Teamwork Makes the Dream Work
Most battle royale games feature a team mode where groups can join, survive, and win together. Apex Legends is built from the group up for three person squads. Teamwork in Apex Legends is easier and more enjoyable, even when playing with random strangers.
From the very start players draft their characters together, then drop into the world together. Squads should stick together – though not too close, and many of the character abilities foster teamwork and coordination, such as Lifeline’s ability to call in a supply drop, and Pathfinder’s ability to create a zipline for quick travel.
Most importantly, squads can revive and even respawn their fellow teammates. Players enter a downed state when their health depletes and can be revived. Even if they’re killed, a teammate can grab their beacon and high tail it to the nearest respawn beacon, summoning them back to the fight. Some of my most memorable and thrilling survival stories have occurred after only one of us has been left alive to bring us back from the brink.
Should’ve Put a Ping On It
The intuitive ping system is incredibly clever. It’s the primary reason why playing with random squadmates ever has a chance of succeeding.

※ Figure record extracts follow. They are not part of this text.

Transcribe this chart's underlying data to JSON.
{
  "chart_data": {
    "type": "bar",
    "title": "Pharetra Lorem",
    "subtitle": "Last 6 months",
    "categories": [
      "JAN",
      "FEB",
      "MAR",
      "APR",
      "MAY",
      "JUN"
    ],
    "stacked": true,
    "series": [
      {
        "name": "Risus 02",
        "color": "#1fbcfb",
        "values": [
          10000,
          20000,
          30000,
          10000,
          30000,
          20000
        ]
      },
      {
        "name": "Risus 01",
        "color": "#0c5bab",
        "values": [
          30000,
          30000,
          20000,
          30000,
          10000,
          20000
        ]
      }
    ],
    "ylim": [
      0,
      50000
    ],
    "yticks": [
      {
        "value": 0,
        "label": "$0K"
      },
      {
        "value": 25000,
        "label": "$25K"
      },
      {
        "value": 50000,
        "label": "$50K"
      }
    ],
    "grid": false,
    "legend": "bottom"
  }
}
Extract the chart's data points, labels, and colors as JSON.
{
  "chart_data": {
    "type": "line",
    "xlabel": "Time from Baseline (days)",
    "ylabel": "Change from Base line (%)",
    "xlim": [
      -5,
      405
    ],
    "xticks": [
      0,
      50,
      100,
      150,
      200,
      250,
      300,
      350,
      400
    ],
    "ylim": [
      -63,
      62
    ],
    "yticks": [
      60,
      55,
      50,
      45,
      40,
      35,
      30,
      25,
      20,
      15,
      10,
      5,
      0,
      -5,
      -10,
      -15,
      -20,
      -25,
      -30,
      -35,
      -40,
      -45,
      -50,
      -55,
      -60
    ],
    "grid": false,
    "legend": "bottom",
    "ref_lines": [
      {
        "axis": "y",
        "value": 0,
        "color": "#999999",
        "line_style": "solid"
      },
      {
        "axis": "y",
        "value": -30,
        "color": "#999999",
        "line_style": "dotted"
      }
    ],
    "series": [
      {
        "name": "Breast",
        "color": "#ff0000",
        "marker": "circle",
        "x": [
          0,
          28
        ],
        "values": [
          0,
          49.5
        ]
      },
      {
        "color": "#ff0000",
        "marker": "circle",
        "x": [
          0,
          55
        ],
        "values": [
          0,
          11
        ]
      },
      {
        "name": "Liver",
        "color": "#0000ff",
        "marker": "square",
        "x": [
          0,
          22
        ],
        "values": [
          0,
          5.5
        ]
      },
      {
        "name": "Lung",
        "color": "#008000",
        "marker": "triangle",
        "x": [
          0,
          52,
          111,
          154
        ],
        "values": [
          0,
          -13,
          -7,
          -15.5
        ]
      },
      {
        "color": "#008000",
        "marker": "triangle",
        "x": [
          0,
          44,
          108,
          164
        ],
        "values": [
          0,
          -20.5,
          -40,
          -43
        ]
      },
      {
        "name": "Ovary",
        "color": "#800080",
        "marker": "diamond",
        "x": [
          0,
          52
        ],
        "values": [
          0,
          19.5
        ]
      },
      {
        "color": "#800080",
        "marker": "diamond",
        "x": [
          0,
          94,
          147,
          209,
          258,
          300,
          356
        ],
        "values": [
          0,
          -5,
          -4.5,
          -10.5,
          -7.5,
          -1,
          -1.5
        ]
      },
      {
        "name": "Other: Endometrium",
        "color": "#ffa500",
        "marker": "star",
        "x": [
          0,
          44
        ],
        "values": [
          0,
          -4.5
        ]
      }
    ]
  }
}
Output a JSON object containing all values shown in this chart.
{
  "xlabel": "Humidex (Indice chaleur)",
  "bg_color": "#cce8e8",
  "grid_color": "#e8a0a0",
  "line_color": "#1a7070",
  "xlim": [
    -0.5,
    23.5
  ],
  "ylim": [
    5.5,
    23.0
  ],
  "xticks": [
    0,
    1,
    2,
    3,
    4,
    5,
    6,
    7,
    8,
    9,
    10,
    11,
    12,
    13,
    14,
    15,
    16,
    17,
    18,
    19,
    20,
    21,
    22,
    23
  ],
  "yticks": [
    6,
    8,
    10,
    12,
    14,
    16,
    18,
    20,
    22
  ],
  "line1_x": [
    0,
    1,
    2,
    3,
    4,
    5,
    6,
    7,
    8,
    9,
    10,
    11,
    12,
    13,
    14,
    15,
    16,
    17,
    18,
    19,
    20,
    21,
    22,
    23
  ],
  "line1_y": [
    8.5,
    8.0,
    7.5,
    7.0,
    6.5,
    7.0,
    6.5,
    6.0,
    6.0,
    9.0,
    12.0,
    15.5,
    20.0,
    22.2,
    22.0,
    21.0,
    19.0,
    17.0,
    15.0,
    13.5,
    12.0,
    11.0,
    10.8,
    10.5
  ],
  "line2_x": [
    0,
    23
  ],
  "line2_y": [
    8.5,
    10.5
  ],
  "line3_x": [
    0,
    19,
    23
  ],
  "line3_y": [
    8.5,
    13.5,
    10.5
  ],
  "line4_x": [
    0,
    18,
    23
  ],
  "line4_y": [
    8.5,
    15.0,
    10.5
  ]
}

With the press of a button, a squad mate can call out and highlight weapons, ammo, enemies, loot chests, and areas of interests. I can ping sections of my inventory to tell my squad I need ammo, body armor, or a certain weapon mod, declare an area to defend, and quickly yell out where and when I saw an enemy.

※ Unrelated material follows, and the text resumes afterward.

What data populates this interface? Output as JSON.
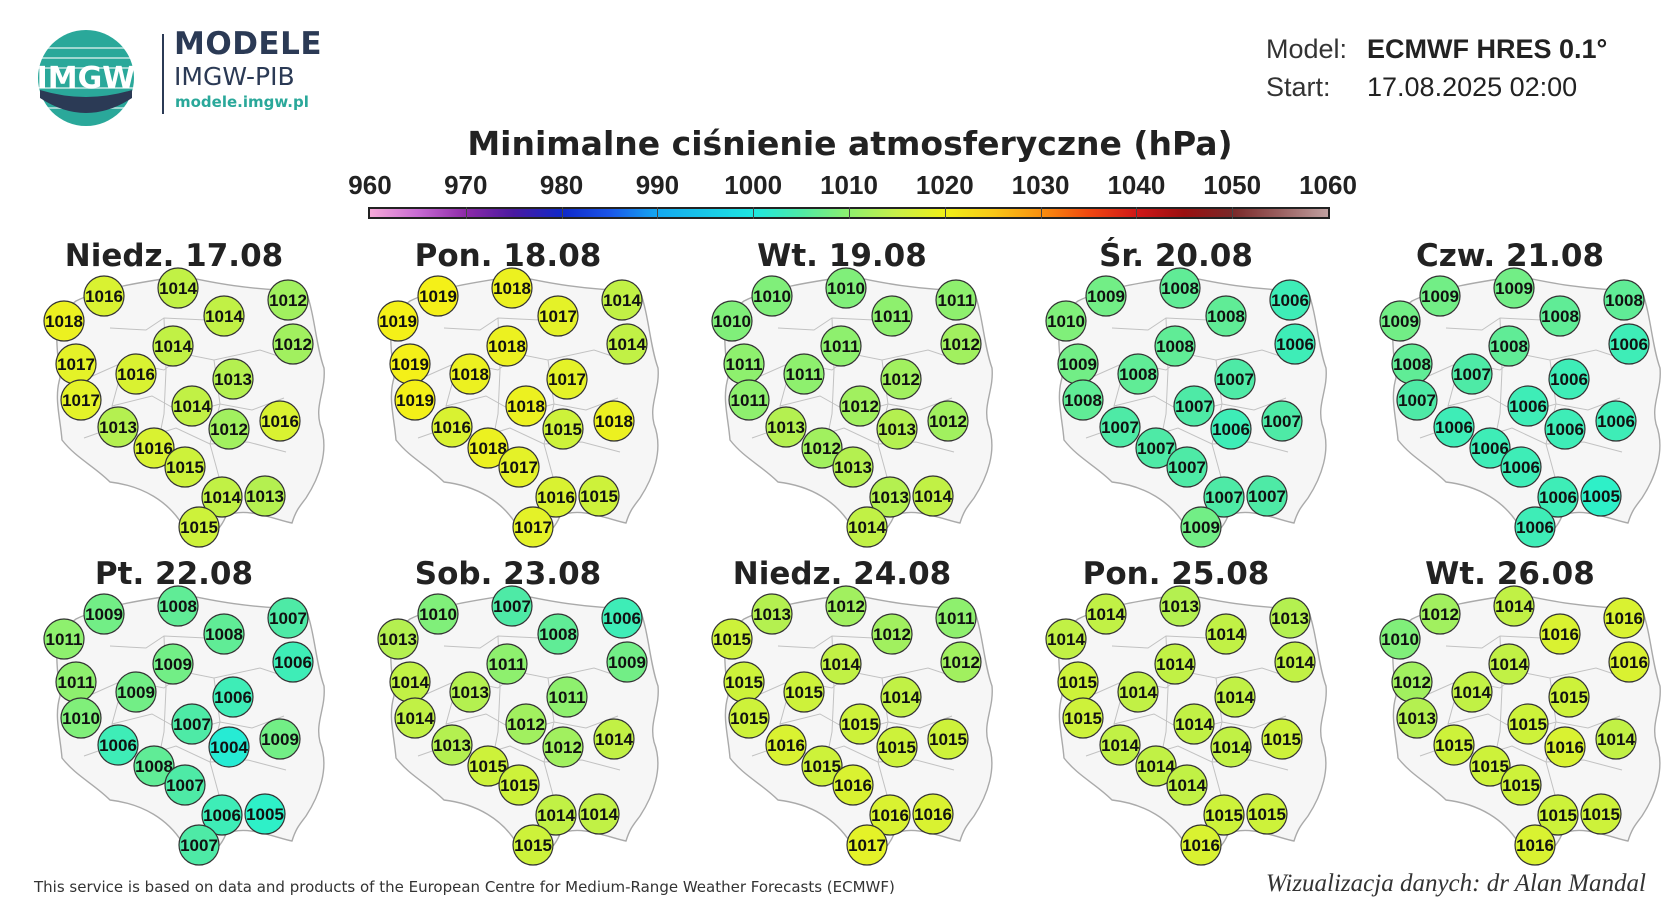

All of this is done without the need for voice chat at all. That’s particularly a huge plus for younger teens and concerned parents.
Less Players, More Action
Every match features 20 squads for 60 total players. That’s a significant departure from the 100-person matches of PlayerUnknown’s Battlegrounds and Fortnite. Yet even with almost half the players, the action rarely feels big and empty. Sometimes we drop in the corner of the Swamps and never run into a person until 20 minutes later. But usually there’s always another firefight around the corner.
The diverse Canyon map is filled with military bases, shanty towns, industrial walkways, steep valleys, and open desert. The map feels like the perfect size, and strikes a great balance between moments of quiet looting, tense exploration, and explosive firefights.
Choose Your Fighter
Apex Legends takes a page from online hero shooter Overwatch in providing several unique character classes to choose from. Like Overwatch you can’t have more than one character on your team, forcing teams to balance their preferred play style. All eight current characters bring something unique and interesting, like Bangalore’s smoke bombs, Gibraltar’s dome shield (hello, Winston!), and Bloodhound’s Predator vision. Apex Legends does a fantastic job incorporating these characters and their abilities, without deviating from the core gameplay of grabbing weapons and shooting each other.
Apex Legends has been a pleasantly addictive experience. When matches go horribly wrong, as they often do, it’s over in minutes. And it takes less time than that to cue up the next match. Wait times are non-existent, and we’ve never experienced a second of lag or server issues. Releasing a complete (and free to play!) game that works right out of the gate shouldn’t be cause for celebration, but here we are.
I’ve adored my time with Apex Legends, despite having yet to win a match. I’m still Tom Cruise in the middle of figuring everything out. I die, a lot. But repeating has never been so fun.